Sharron Angle Voters: Most Wish They Had A Different Candidate (POLL)

Sharron Angle Voters: Most Wish They Had A Different Candidate (POLL)

A new poll released Friday by the Las Vegas Review Journal shows Harry Reid and Sharron Angle tied for the lead in the Nevada Senate race, but the poll shows signs of extremely tepid support for Angle among her own supporters.

As noted by the Review-Journal's Laura Myers, two thirds of Angle's backers wished another nominee had been selected. According to Myers:

Some 68 percent of those surveyed said they would have preferred if a candidate other than Angle had won the GOP primary.
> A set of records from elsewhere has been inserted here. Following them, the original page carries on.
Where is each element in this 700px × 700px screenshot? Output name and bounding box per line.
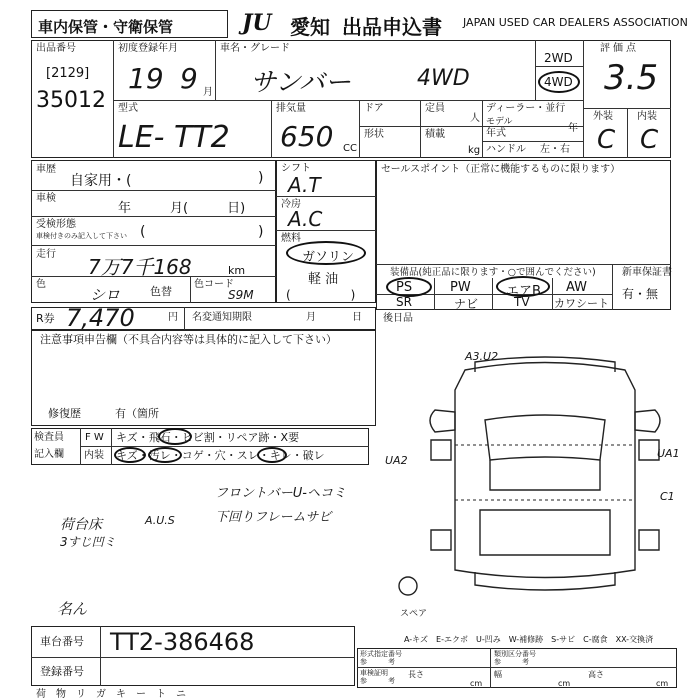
divider [31,190,276,191]
fw-stone-circle [158,428,192,445]
regno-label: 登録番号 [40,665,84,678]
divider [100,626,101,686]
fuel-gas-circle [286,241,366,265]
divider [31,216,276,217]
interior-scratch-circle [114,447,146,463]
memo-label4: 参 考 [494,658,529,666]
divider [31,657,355,658]
divider [490,648,491,688]
disp-value: 650 [280,120,334,153]
interior-wear-circle [257,447,287,463]
width-unit: cm [558,679,571,688]
receive-paren: ) [258,224,264,240]
divider [190,276,191,303]
size-label1: 車検証明 [360,669,388,677]
equip-aw: AW [566,280,588,295]
repaint-label: 色替 [150,285,172,298]
equip-airbag-circle [496,276,550,297]
divider [482,141,583,142]
note-bed: 荷台床 [60,517,102,533]
car-left-mirror [430,410,455,432]
notice-label: 名変通知期限 [192,312,252,323]
height-label: 高さ [588,670,604,679]
disp-unit: CC [343,143,357,154]
ac-label: 冷房 [281,199,301,210]
note-line1: フロントバーU-ヘコミ [215,486,346,501]
name-label: 車名・グレード [220,43,290,54]
width-label: 幅 [494,670,502,679]
note-aus: A.U.S [145,514,175,527]
drive-4wd: 4WD [544,75,573,89]
spare-label: スペア [400,609,428,619]
divider [612,264,613,310]
org-name: 愛知 [290,15,330,39]
divider [31,245,276,246]
car-right-mirror [635,410,660,432]
notice-month: 月 [306,312,316,323]
fuel-label: 燃料 [281,233,301,244]
divider [113,100,583,101]
history-label: 車歴 [36,164,56,175]
ju-logo-mark: JU [242,10,272,36]
load-label: 積載 [425,129,445,140]
recycle-unit: 円 [168,312,178,323]
sales-label: セールスポイント（正常に機能するものに限ります） [381,164,621,175]
exterior-label: 外装 [593,111,613,122]
fuel-paren: ( ) [286,288,356,302]
storage-note-box [31,10,228,38]
equip-navi: ナビ [454,297,479,311]
length-label: 長さ [408,670,424,679]
size-label2: 参 考 [360,677,395,685]
load-unit: kg [468,145,481,156]
divider [482,100,483,158]
storage-note: 車内保管・守衛保管 [38,18,174,36]
length-unit: cm [470,679,483,688]
divider [357,667,677,668]
rear-label: 後日品 [383,313,413,324]
handle-label: ハンドル [486,144,526,155]
drive-2wd: 2WD [544,51,573,65]
divider [113,40,114,158]
damage-legend: A-キズ E-エクボ U-凹み W-補修跡 S-サビ C-腐食 XX-交換済 [404,635,654,644]
inspect-label: 車検 [36,193,56,204]
car-body-outline [455,363,635,578]
model-value: LE- TT2 [118,120,230,155]
divider [434,278,435,310]
fw-label: F W [85,432,104,443]
divider [492,278,493,310]
interior-grade: C [640,125,659,155]
shift-value: A.T [288,173,321,197]
disp-label: 排気量 [276,103,306,114]
memo-label3: 類別区分番号 [494,650,536,658]
colorcode-label: 色コード [194,279,234,290]
association-name: JAPAN USED CAR DEALERS ASSOCIATION [463,16,688,29]
car-cab [485,415,605,460]
history-value: 自家用・( [70,173,132,189]
shape-label: 形状 [364,129,384,140]
equip-ps-circle [386,277,432,297]
color-label: 色 [36,279,46,290]
divider [359,126,583,127]
warranty-label: 新車保証書 [622,267,672,278]
divider [535,66,583,67]
ju-logo [242,10,288,36]
divider [420,100,421,158]
ac-value: A.C [288,207,323,231]
note-line2: 下回りフレームサビ [215,510,332,525]
reg-month-unit: 月 [203,87,213,98]
divider [215,40,216,100]
divider [583,40,584,158]
repair-value: 有（箇所 [115,407,159,420]
equip-label: 装備品(純正品に限ります・○で囲んでください) [390,267,596,278]
receive-value: ( [140,224,146,240]
seat-unit: 人 [470,113,480,124]
interior-dirt-circle [148,447,182,463]
modelyear-label2: 年式 [486,128,506,139]
car-right-wheel-front [639,440,659,460]
warranty-value: 有・無 [622,287,659,301]
car-right-wheel-rear [639,530,659,550]
form-title: 出品申込書 [342,15,442,39]
divider [552,278,553,310]
history-paren: ) [258,170,264,186]
chassis-value: TT2-386468 [110,628,255,656]
note-bed2: 3すじ凹ミ [60,535,116,549]
equip-seat: カワシート [554,297,609,310]
spare-tire [399,577,417,595]
fuel-diesel: 軽 油 [308,272,339,287]
mileage-label: 走行 [36,249,56,260]
shift-label: シフト [281,163,311,174]
divider [583,108,671,109]
equip-row2 [386,295,612,310]
interior-items: キズ・汚レ・コゲ・穴・スレ・キレ・破レ [116,449,325,462]
inspector-label2: 記入欄 [34,449,64,460]
interior-label: 内装 [637,111,657,122]
note-signature: 名ん [57,600,88,618]
repair-label: 修復歴 [48,407,81,420]
equip-sr: SR [396,295,412,309]
interior-insp-label: 内装 [84,450,104,461]
car-bed [480,510,610,555]
receive-label: 受検形態 [36,219,76,230]
height-unit: cm [656,679,669,688]
car-left-wheel-front [431,440,451,460]
diagram-mark-top: A3.U2 [465,350,499,363]
caution-title: 注意事項申告欄（不具合内容等は具体的に記入して下さい） [40,333,337,346]
divider [359,100,360,158]
diagram-mark-right1: UA1 [657,447,680,460]
divider [376,264,671,265]
equip-tv: TV [514,295,530,309]
divider [535,40,536,100]
car-roof [490,460,600,490]
equip-airbag: エアB [506,284,541,299]
divider [184,307,185,330]
receive-sub: 車検付きのみ記入して下さい [36,232,127,240]
divider [627,108,628,158]
exterior-grade: C [597,125,616,155]
fuel-gas: ガソリン [302,250,355,265]
diagram-mark-left: UA2 [385,454,408,467]
handle-value: 左・右 [540,144,570,155]
door-label: ドア [364,103,384,114]
equip-ps: PS [396,280,413,295]
equip-pw: PW [450,280,471,295]
notice-day: 日 [352,312,362,323]
inspect-value: 年 月( 日) [118,201,246,216]
seat-label: 定員 [425,103,445,114]
lot-sub: [2129] [46,66,90,81]
recycle-value: 7,470 [66,304,135,332]
score-label: 評価点 [600,43,639,54]
memo-label2: 参 考 [360,658,395,666]
modelyear-label1: モデル [486,117,513,127]
mileage-unit: km [228,264,246,277]
diagram-mark-right2: C1 [660,490,675,503]
dealer-label: ディーラー・並行 [486,103,566,114]
grade: 4WD [417,66,470,91]
chassis-label: 車台番号 [40,635,84,648]
colorcode-value: S9M [228,288,254,302]
fw-items: キズ・飛石・ヒビ割・リペア跡・X要 [116,431,300,444]
score: 3.5 [604,58,659,98]
car-damage-diagram [395,350,695,620]
year-unit: 年 [568,123,578,134]
model-label: 型式 [118,103,138,114]
lot-label: 出品番号 [36,43,76,54]
inspector-label1: 検査員 [34,432,64,443]
car-left-wheel-rear [431,530,451,550]
drive-4wd-circle [538,71,580,93]
reg-label: 初度登録年月 [118,43,178,54]
memo-label1: 形式指定番号 [360,650,402,658]
reg-year: 19 [128,62,164,95]
bottom-strip: 荷 物 リ ガ キ ー ト ニ [36,689,186,700]
recycle-label: R券 [36,312,55,325]
mileage-value: 7万7千168 [88,255,192,279]
reg-month: 9 [180,62,198,95]
lot-number: 35012 [36,88,106,113]
divider [80,428,81,465]
car-name: サンバー [250,68,351,98]
divider [271,100,272,158]
color-value: シロ [90,286,121,304]
divider [111,428,112,465]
Among them were 71 percent of Republicans, 71 percent of nonpartisans and 64 percent Democrats. Among Angle voters, 66 percent said they would have preferred another GOP nominee, as would have 68 percent of Reid voters and 79 percent of those in neither camp.

In the poll, conducted for the Review-Journal by Mason-Dixon Polling and Research, Reid leads Angle by a razor thin 45%-44% margin, well within the poll's 4% margin of error. The poll was conducted August 23-25 among 625 likely voters.

While Reid's numbers are better than Angle's among his own supporters, his statewide support was also weak -- 49% of voters said they would have preferred a different Democratic nominee. Reid's support appears to be more solid among his own backers, however -- 79% of Reid voters said they would not prefer another candidate, while only 18% said they would.

Brad Coker of Mason-Dixon Polling and Research told the Review-Journal:

Republicans thought they had this race in their pockets, but they've seen Harry Reid rise again to make it close...The only reason it's close is they've got a candidate who's being seen as a little out of her league.

Both Reid and Angle are also viewed unfavorably by more voters than view them favorably. Reid was viewed favorably by 39% and unfavorably by 52%, while Angle was viewed favorably by 32% and unfavorably by 43%.

Since receiving her party's nomination, Angle has struggled to gain support among independents and even some Republicans who have viewed her as too right-wing.